The presentation comparison is apples to oranges. Kaiji just wouldn’t work as live action (although they tried with a movie) as it relays heavily on the affordances of anime/manga as a medium to present Kaiji’s inner world and show visual metaphors for his emotions. Without that you take away the substance. It’s fair to say Squid Game steals a lot of themes and ideas from Kaiji, but it’s certainly not just Kaiji with different wrapping (unless there is something I am missing having not read the manga).


I guess, it takes a lot of effort to do cross-medium adaptation. Personally I dropped the show mid-series because I have consumed similar stories (Kaiji, Liar's Game) so the show didn't sustain my interest.
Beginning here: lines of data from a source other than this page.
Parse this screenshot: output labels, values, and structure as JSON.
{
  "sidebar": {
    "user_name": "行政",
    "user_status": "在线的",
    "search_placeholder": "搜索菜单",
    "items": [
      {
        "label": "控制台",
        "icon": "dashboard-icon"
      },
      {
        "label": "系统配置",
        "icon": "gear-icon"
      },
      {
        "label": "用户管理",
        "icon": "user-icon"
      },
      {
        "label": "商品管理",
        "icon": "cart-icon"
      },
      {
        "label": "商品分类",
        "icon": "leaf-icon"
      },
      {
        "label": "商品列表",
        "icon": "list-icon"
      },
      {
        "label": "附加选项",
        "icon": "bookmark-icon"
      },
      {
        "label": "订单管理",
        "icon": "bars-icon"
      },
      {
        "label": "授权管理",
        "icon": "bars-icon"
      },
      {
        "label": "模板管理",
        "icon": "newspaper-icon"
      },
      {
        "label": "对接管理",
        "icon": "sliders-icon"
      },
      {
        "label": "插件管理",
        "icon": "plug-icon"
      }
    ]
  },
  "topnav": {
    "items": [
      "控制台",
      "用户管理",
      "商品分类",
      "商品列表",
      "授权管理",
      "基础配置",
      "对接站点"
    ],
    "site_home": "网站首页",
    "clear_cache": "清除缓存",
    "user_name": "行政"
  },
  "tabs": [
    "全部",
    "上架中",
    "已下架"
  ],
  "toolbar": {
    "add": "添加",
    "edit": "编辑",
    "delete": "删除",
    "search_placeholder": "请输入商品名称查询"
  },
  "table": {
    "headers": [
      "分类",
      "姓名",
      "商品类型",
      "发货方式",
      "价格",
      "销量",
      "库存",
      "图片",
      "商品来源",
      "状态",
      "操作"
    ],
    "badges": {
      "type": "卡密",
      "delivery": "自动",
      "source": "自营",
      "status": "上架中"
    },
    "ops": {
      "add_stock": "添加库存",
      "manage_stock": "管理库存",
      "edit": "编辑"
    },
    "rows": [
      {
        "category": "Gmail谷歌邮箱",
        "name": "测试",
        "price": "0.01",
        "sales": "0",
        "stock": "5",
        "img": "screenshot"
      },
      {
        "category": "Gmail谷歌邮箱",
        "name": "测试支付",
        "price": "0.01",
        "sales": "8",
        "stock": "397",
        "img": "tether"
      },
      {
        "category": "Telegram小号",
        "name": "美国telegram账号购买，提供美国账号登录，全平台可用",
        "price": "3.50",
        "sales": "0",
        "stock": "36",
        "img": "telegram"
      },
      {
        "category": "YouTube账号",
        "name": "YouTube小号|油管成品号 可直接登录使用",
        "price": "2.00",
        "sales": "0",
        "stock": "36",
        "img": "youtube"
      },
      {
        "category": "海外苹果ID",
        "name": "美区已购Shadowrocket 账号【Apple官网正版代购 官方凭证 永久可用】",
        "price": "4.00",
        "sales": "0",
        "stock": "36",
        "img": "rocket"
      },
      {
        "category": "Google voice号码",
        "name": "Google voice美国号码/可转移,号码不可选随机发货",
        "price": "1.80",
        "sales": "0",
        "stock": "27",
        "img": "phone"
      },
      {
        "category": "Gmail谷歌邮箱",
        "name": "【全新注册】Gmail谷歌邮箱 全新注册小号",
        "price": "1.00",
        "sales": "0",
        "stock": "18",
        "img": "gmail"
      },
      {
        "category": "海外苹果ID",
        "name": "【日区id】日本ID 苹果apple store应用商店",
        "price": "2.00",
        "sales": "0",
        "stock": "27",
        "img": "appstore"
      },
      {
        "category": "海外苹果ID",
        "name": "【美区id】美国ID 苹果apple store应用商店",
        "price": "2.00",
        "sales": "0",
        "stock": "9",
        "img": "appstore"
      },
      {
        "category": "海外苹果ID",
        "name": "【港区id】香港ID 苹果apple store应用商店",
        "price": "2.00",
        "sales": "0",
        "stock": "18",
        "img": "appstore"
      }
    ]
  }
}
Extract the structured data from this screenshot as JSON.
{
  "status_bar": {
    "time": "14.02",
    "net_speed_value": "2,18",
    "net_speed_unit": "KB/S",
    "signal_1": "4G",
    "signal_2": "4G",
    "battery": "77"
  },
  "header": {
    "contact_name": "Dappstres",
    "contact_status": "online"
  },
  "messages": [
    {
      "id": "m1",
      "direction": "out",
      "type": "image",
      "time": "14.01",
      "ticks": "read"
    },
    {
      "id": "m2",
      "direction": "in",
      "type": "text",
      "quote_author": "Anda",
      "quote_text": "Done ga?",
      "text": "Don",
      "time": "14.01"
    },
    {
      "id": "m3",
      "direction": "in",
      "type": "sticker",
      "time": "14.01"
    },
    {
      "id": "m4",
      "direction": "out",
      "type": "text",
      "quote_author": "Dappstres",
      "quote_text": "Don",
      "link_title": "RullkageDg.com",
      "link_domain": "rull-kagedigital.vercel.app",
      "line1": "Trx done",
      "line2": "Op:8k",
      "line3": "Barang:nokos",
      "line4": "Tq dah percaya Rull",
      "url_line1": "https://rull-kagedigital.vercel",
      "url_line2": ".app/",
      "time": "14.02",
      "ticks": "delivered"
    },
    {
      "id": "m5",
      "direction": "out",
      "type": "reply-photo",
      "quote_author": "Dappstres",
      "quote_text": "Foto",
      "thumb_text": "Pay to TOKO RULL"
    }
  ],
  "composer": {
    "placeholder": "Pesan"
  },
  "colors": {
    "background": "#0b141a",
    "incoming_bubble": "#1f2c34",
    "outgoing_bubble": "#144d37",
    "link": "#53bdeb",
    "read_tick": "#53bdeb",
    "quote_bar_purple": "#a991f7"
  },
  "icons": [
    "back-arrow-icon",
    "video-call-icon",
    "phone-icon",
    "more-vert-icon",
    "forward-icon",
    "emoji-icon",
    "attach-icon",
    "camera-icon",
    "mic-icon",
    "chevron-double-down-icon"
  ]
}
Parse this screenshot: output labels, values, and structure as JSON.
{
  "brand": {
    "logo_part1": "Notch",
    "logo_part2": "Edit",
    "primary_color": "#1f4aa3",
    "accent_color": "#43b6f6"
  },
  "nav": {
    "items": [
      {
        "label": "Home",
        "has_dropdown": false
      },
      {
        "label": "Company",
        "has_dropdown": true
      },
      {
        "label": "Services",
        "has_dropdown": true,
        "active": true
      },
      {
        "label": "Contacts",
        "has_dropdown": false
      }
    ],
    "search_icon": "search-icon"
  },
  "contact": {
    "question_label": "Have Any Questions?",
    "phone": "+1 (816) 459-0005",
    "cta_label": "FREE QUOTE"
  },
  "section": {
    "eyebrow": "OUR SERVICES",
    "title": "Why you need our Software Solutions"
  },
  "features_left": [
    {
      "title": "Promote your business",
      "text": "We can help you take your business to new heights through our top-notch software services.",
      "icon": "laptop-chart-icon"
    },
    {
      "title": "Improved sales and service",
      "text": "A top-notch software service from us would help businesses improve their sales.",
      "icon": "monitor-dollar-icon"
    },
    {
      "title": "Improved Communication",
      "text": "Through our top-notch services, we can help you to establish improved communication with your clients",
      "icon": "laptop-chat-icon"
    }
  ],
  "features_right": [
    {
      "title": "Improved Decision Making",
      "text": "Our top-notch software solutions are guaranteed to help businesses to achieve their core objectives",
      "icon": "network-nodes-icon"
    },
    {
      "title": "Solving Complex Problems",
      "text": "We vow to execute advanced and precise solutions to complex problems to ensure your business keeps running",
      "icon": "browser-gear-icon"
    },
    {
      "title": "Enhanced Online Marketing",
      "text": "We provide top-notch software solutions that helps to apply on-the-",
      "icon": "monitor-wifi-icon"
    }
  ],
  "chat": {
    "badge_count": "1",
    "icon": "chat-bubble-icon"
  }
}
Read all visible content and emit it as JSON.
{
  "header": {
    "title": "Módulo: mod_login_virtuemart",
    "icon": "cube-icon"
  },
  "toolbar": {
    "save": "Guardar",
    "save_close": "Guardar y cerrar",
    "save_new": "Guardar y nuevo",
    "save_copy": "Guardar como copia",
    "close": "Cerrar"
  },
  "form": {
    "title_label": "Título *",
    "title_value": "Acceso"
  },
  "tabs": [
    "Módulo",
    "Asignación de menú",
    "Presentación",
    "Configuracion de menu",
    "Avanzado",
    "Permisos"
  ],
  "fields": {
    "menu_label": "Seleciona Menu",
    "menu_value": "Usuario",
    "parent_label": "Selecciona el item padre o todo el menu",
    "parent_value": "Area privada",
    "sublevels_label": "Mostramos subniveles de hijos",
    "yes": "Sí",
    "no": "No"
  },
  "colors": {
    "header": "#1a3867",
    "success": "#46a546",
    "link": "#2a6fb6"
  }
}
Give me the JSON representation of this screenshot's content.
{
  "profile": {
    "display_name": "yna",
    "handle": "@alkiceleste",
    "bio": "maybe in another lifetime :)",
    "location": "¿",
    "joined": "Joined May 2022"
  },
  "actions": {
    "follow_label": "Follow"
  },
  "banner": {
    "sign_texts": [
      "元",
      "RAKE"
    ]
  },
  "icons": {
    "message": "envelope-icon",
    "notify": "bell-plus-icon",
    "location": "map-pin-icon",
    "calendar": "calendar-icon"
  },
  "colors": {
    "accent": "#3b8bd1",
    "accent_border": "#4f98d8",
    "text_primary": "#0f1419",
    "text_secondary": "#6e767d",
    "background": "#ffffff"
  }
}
YMMV

That being said, I was thinking of the article when I wrote my comment, they should've featured Kaiji instead of Battle Royale since it's the main inspiration behind the show.


Same, Battle Royale always seemed anti-government to me where Squid Games is very explicitly anti-capitalist.

I know there was a reward for winning and the fundamental reason for the Battle Royale was economic, but I always got the vibe the government was the problem.

Like, the kids in Battle Royale weren't exempt if they were rich, right? It was a lottery. Squid Game only appeals to people struggling under capitalism.


Kaiji and Squid Games could be happening last week, in some warehouse complex, or a missile silo, and we'd never know. The contestants choose to be there, even if the choice isn't exactly free. Meanwhile the point of Battle Royale and Hunger Games is to have the entire world watching. Pure amusement for the rich vs political propaganda trying to remind the masses how little they are worth. A Battle Royale participant is semi-worthless, because every teenager, possibly every person, is seen as worthless. In Kaiji they are setting up situations to show how stupid and immoral the dregs of society are.


There's "Death Race 2000" then from 1975 (from a short story from 1956) where the killing is televised.

Love that film.


Yes! Squid Game is voluntary and motivation is economic pressure or greed whereas Battle Royale is a randomly selected school class which is explicitly a punishment for young people.


I wanted to add in BR the schools selected are the ones with the worst academic scores, IIRC.


I don't think this is correct. I remember it being a lottery

Maybe in Battle Royale 2 it was revealed this was the case


Battle Royale was about curbing juvenile delinquency, no overt or fundamental economic reasons. So, same boat, Battle Royale is anti-authoritarian thus in the same line as Hunger Games. Squid Games is anti-capitalist thus in the Running Man (the novel, 1982) line.


Because Kaiji is just less popular


That's the correct analogy and chronology.

Another one is Ready Player One borrowed from Sword Art Online, which borrowed from .hack, which borrowed from Serial Experiments Lain, which drew upon a rich pantheon of cyberpunk novels.


If we're talking about the movie, RPO is roughly 40% Summer Wars.